There are several theories about how and why girls are losing interest in technology long before they reach college, but the most commonly heard is that computer science and the field of IT suffer from terrible public relations.

Many students—and, perhaps more pertinently, their parents—still believe that technology-related jobs are uninteresting because workers sit in front of computers all day, or unsafe because they could be easily outsourced.

"There's a perception that being a computer science major leads to a job as a programmer and you sit in a cubicle where you type 12 hours a day and have no interactions with other people," Block said.

Despite a forecast by the Bureau of Labor Statistics predicting that computer and mathematical science jobs would grow at faster pace than any other occupation through 2016, many still cite the dot-com bust as evidence that technology is not a secure field to work in.

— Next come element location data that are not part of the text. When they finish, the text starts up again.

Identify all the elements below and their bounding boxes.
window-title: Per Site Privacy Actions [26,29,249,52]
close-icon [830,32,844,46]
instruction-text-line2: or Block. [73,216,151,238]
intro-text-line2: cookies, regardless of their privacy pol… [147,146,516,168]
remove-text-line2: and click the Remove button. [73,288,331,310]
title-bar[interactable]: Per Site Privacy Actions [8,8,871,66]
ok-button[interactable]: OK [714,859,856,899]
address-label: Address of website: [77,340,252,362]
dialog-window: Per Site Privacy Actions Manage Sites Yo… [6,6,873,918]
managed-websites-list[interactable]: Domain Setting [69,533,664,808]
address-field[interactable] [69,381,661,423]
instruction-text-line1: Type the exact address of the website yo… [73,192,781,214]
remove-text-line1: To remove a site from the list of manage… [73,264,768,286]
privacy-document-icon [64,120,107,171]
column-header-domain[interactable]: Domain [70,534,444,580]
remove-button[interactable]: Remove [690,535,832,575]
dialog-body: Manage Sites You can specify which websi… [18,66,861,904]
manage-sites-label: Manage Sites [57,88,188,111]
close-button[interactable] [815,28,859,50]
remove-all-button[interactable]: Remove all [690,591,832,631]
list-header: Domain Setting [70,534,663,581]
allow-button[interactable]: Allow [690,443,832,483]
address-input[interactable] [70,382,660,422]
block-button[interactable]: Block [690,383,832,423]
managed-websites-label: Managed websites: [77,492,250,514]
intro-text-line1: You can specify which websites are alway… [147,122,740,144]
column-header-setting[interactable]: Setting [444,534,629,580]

"In 2001 the dot-com bubble burst and everyone decided there were no jobs in this field. This may have been the case for about a year but if you've talked to anyone in the field in the last five years, they have been desperate for people to hire. Maybe the female students have been more sensitive to this," Block said.

Yusupova noted that even if pure programming jobs are outsourced, opportunities still remain within a company for people to bridge the relationship between the outsourced IT vendors and the business side.

"These roles would probably be ideal for women who prefer to be in communication-focused roles, if they know computer science and can communicate to all parties involved," Nelly Yusupova, chief technology officer of Webgrrls International, a networking organization.